Oxford City Council agrees £1.4m of funding for city’s community groups

Published: Monday, 6th March 2017

Oxford City Council has agreed another £1.4m of funding to help organisations that support some of the city’s most disadvantaged communities.

The City Council provides the community grants programme funding to Oxford’s community and voluntary sector every single year.
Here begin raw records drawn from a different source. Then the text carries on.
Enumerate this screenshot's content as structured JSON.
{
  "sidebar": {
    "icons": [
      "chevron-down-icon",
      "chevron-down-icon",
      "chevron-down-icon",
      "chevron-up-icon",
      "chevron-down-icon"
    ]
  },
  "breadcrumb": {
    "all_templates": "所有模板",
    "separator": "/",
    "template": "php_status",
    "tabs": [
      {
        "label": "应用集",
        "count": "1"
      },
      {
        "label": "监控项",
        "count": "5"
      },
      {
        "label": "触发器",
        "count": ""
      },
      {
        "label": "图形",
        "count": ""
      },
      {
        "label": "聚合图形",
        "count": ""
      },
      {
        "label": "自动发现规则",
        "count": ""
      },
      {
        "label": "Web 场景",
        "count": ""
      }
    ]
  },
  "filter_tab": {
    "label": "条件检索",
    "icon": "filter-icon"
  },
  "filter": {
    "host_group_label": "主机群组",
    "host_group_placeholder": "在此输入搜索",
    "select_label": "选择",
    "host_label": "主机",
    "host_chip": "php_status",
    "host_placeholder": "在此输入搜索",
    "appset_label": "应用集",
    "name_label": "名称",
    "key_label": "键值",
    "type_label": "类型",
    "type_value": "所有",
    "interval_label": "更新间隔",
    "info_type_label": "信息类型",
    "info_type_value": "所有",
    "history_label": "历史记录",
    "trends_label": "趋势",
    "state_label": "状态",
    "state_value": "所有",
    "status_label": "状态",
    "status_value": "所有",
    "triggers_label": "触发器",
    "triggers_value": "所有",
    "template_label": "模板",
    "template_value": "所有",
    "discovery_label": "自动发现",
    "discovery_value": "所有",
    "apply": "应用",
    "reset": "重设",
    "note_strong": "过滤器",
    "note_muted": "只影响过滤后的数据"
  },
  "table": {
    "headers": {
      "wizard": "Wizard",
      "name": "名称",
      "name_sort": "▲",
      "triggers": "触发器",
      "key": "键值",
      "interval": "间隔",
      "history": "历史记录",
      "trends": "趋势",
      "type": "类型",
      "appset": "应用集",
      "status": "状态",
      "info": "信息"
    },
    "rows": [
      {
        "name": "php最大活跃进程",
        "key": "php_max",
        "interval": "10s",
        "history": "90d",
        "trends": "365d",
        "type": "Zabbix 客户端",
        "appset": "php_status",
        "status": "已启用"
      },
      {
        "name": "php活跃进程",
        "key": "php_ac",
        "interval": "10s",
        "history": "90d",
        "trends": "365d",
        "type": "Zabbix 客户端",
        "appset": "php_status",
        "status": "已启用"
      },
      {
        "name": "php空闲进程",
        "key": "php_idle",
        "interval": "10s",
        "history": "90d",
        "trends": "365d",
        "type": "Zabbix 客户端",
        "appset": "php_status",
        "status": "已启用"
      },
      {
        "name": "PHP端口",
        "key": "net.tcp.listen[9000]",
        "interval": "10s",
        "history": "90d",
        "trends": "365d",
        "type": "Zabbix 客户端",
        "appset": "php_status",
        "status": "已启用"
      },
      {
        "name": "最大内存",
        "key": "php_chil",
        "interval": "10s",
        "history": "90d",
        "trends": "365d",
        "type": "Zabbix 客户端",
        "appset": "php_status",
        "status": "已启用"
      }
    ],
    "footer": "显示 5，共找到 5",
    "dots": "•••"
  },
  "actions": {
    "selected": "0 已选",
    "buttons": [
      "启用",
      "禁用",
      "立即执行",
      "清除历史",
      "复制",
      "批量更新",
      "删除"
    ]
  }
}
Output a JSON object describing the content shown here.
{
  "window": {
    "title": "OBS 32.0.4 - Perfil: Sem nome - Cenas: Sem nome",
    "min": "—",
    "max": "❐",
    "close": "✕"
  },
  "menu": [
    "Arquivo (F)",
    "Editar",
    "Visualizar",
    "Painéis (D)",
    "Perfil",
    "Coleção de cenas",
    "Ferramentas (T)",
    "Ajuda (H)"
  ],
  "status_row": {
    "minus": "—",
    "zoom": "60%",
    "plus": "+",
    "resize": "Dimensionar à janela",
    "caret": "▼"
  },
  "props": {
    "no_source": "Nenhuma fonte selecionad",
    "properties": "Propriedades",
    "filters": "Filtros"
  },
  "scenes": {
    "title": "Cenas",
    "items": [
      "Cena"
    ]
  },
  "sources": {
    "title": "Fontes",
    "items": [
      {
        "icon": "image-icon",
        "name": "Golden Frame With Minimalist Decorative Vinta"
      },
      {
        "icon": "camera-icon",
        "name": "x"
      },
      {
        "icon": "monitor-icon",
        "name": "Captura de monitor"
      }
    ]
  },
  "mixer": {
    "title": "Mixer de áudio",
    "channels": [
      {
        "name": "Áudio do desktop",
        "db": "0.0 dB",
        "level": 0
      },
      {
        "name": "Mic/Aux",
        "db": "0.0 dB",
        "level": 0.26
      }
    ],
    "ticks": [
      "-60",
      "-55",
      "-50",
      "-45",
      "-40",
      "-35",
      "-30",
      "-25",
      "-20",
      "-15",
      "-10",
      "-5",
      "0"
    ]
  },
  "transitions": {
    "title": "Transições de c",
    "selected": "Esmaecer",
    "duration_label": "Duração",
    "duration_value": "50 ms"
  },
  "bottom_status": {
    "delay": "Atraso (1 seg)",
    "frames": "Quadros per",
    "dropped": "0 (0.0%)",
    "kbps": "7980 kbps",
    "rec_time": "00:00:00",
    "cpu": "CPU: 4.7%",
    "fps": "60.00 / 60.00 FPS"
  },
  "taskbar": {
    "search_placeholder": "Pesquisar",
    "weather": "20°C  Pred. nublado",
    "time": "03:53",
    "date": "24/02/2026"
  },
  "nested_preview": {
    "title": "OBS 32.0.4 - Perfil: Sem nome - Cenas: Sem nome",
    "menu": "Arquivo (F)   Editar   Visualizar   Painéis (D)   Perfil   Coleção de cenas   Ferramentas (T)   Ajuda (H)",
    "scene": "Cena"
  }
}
The 2017/18 funding, which totals £1,430,970, was agreed at a City Executive Board meeting in February.

The funding includes:

  • £518,379 to organisations providing advice and money management, including £200,000 to Oxford Citizens Advice Bureau, £85,290 to the Agnes Smith Advice Centre, and £122,611 to Oxford Community Work Agency
  • £442,279 to groups providing services to Oxford’s homeless population. Councillors will decide how to allocate the funds, based on officer recommendations, at the City Executive Board on 9 March
  • £235,262 to encourage inclusion in arts and culture, including £25,000 to Film Oxford, £28,128 to Fusion Arts, £70,000 to Modern Art Oxford, £32,134 to Arts at the Old Fire Station, and £25,000 to Pegasus Theatre
  • £61,082 to community safety projects, including £35,082 to A2 Dominion to support those experiencing domestic abuse, and £15,000 to Oxford Sexual Abuse & Rape Crisis Centre to provide a telephone helpline service

Other recipients include Dovecote Voluntary Parent Committee (£10,000), Good Food Oxford (£7,200), Asylum Welcome (£7,500), Thrive Barton (£8,000), Wood Farm Youth Centre (£7,000), Ark T Centre (£4,470) and more.

During the past financial year Oxford City Council has provided a total of £2,454,113 in grant funding. This includes the £1.4m community grants programme, £941,000 of grants to homelessness organisations (in addition to the £442,279 of funding provided through the £1.4m community grants programme), £32,000 to Oxford Citizens Advice Bureau for money advice on behalf of the City Council’s Welfare Reform Team, and £50,107 from councillors, who are given money to spend in their wards.

Despite being a relatively affluent area overall, Oxford has pockets of deprivation. Eighteen of Oxford’s 83 small areas were defined as deprived by the Government in September 2015, with part of Blackbird Leys and Rose Hill named as amongst the most deprived 10 per cent of areas in England.                             

Councillor Christine Simm, Executive Board Member for Culture and Communities, said: “Oxford’s community and voluntary sector is a lifeline for families all across the city. I am delighted that Oxford City Council has agreed another £1.4m to help their crucial work.”